People like Pramod Muthalik in the rabid Hindu fringe, who are trying to curtail women's empowerment, have certainly come a cropper.
But you have to accept that in the Hindu community, the voice of dissent has always been very strong, right from the time of Raja Rammohan Roy.
Do you think not enough Muslim voices have been raised in this matter?
We certainly need as many voices as possible. Teesta Setalvad, who is supposed to be the ‘messiah of the minorities', journalists Javed Anand and Sajid Rashid, and groups like the Imam Council of India and Bharatiya Muslim Mahila Andolan have come out publicly in my support and I appreciate their courage.

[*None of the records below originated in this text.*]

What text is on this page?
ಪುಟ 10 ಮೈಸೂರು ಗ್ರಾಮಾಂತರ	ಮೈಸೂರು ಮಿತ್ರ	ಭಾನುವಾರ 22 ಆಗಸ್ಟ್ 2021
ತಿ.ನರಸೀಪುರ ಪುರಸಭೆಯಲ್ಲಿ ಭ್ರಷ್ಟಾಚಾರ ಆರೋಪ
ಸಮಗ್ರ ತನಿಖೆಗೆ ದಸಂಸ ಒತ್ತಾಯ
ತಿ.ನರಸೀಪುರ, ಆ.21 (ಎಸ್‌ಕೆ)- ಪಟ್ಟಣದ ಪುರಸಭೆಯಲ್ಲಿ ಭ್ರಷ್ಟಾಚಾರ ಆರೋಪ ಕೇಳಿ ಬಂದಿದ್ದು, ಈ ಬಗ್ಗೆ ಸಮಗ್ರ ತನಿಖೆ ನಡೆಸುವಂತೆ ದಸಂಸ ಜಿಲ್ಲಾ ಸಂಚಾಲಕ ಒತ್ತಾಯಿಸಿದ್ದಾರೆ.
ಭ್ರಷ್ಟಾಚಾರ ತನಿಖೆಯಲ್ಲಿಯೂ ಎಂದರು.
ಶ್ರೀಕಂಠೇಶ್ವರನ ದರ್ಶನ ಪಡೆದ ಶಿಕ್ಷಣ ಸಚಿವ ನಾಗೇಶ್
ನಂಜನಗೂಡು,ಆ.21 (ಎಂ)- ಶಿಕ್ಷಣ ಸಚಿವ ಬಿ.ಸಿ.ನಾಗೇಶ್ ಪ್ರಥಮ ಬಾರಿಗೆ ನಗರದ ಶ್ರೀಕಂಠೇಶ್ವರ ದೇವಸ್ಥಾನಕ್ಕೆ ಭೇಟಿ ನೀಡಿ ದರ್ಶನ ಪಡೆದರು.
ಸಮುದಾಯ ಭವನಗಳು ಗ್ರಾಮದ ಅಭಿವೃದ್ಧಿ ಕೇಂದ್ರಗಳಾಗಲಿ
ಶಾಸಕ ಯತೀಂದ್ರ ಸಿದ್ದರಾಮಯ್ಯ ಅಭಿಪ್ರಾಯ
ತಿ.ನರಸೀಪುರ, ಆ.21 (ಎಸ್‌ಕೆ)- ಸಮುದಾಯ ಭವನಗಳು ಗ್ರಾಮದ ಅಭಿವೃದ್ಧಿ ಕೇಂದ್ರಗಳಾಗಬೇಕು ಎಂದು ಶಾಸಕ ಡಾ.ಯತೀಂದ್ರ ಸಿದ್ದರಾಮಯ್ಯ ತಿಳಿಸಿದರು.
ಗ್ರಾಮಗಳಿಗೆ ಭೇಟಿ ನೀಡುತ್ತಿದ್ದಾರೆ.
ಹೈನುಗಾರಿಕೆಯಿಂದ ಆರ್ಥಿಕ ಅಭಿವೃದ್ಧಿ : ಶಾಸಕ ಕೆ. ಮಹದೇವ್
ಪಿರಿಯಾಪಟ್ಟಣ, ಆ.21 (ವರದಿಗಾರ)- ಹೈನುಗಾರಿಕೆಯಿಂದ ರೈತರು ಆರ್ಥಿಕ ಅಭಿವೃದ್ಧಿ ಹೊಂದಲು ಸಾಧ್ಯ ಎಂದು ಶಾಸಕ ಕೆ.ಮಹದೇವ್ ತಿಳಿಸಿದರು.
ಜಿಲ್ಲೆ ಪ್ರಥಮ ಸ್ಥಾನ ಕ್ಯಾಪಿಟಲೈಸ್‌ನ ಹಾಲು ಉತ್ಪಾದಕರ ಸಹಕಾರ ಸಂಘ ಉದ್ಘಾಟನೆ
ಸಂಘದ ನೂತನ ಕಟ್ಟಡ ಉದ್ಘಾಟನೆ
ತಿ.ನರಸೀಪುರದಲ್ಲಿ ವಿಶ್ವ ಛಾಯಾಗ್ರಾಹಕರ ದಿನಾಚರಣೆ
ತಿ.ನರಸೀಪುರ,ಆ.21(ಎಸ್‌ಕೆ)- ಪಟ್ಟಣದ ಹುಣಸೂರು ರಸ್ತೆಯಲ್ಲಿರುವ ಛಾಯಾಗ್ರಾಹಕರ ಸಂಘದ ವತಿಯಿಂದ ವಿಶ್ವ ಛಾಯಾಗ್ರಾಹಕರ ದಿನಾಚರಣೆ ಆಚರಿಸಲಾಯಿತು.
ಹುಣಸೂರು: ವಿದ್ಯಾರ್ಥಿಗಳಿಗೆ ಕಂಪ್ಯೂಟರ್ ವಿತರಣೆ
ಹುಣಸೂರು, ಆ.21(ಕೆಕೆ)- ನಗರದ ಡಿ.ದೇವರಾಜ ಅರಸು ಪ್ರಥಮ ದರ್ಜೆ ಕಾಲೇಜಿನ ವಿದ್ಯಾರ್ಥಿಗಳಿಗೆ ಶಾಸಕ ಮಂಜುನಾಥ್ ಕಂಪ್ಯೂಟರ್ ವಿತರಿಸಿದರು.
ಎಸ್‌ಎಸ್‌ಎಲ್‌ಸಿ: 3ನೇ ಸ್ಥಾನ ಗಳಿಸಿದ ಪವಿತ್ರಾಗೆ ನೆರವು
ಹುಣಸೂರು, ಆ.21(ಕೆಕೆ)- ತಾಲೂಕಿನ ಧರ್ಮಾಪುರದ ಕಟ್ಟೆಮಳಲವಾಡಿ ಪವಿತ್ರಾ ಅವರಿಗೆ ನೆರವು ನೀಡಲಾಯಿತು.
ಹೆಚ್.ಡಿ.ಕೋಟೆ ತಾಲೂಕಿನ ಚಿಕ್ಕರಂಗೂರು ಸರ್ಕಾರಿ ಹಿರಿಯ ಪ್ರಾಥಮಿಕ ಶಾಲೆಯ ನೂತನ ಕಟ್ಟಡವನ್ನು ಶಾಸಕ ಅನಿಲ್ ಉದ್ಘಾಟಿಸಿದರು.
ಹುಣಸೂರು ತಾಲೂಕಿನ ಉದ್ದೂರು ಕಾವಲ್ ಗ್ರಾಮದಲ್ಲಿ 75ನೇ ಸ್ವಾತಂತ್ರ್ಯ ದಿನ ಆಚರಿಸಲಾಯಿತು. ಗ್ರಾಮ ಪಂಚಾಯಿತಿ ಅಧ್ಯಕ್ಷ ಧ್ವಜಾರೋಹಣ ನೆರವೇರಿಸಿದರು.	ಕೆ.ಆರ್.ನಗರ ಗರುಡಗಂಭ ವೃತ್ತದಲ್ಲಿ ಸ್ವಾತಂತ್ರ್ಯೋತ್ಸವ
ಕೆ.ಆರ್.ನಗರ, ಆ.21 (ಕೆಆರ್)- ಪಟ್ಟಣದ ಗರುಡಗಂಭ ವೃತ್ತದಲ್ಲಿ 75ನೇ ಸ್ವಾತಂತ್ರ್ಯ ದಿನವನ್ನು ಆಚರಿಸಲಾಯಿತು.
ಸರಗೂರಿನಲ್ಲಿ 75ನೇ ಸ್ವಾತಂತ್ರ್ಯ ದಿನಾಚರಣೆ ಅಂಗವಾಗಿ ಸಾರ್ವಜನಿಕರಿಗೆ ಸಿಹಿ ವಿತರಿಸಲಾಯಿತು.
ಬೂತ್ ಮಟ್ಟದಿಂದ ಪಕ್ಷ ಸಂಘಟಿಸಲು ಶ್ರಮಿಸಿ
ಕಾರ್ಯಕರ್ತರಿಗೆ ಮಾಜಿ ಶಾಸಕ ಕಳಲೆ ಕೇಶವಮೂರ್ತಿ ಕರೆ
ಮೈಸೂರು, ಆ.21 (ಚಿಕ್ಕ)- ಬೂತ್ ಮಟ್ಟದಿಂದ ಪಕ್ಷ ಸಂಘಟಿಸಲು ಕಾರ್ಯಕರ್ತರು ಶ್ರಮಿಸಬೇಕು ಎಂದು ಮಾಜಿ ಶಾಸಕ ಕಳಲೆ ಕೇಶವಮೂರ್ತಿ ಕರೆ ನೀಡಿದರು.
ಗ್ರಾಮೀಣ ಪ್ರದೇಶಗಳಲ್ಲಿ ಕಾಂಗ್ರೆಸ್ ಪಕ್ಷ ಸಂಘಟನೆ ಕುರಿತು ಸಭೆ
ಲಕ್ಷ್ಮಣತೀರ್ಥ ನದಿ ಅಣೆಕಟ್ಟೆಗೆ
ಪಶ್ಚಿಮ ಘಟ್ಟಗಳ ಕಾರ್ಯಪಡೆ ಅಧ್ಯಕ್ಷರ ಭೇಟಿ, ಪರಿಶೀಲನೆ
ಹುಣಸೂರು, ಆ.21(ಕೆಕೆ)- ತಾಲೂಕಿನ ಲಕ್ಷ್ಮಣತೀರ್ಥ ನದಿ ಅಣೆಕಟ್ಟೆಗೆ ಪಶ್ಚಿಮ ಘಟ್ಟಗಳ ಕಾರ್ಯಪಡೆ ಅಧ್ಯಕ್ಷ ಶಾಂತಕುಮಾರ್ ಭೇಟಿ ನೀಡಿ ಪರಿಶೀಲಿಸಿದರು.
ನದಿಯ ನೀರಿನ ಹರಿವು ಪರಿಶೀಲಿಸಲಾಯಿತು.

I know there are crores of Muslims who agree with me, though they may not admit it publicly. I hope they will, in time, articulate their opinions too.
The political response to this issue as well as, say, to the khap killings has been rather muted and wary. Now that you are on the inside as a member of the Rajya Sabha, how do you see this response?
(Smiles) I would exaggerate if I claimed to be on the inside. I have attended Parliament for just 10 days. Let's just say I'm inside the Parliament building for now. But as an observer and a student of politics, I have to say that Indian politicians — across all parties — seem to have a very low opinion of two groups: Muslims and Hindus. As I see it, they believe that the average Indian is a bigot.
Let me explain. If they are not taking any action against certain panchayat elders, it is not because they're afraid of them. Just as they are not afraid of Pramod Muthalik or the Shahi Imam as individuals. But they believe that if they take action against the fundamentalists of a community, the entire community will get upset. Which means that they think the average member of that community is a bigot. In fact, the average citizen is intimidated by the bigots precisely because the powers-that-be don't act against them. It is a vicious cycle and someone has to break it.
There is much talk about falling levels of decorum in Parliament. What has your experience been like?
To be honest, I'm still a little overawed. But yes, the criticism is true to some degree. I have witnessed chaos and mayhem, which I found quite unnecessary. However, one can also see a glorious democracy at work, where anyone can stand up and criticise anyone. And between one incident of mayhem and another, there are some very good debates and speeches; incisive and knowledgeable exchanges of ideas and points of view. That is not reported by the media, though. Only the absurd is highlighted and that is what creates a certain image of Parliament. It is exactly what happens with communities — the absurd gets mileage but the sensible doesn't.
Any particular orator who comes to mind?
Setting aside ideology and whether I agree with their point of view or not, I have enjoyed the speeches of Brinda Karat of the CPM, Arun Jaitley of the BJP and N.K. Singh of the JDU. The other day, Ghulam Nabi Azad was on his feet to talk about the MCI controversy, and made such a good speech that everyone, including those who had attacked him, clapped. It wasn't reported, of course.
Back in Mumbai, at the dinner table, how much of the conversation is about films, how much about politics, and how much just regular domestic talk?
In all honesty, Shabana is a much more serious person than me. I have many serious discussions and try to do some serious thinking too. But I must tell you that I cannot do so constantly. To recharge your neurons, you have to give them a break, have some light conversation too.
Well, it's reassuring to know that some intellectuals also need to take a break.
Actually, I get terribly embarrassed because I don't think I am an intellectual. The only thing I can say about myself with certainty is that I question. Whatever I hear or read is not taken at face value; I try to understand, analyse and question it.
On a less serious note, you are known for your colourful kurtas. So how come you've been seen largely in white in the Rajya Sabha?
It's been so hot in Delhi that I simply cannot wear colourful kurtas there. In summer, even in Mumbai, I wear only white. (Smiles) But as the weather changes, so will my wardrobe.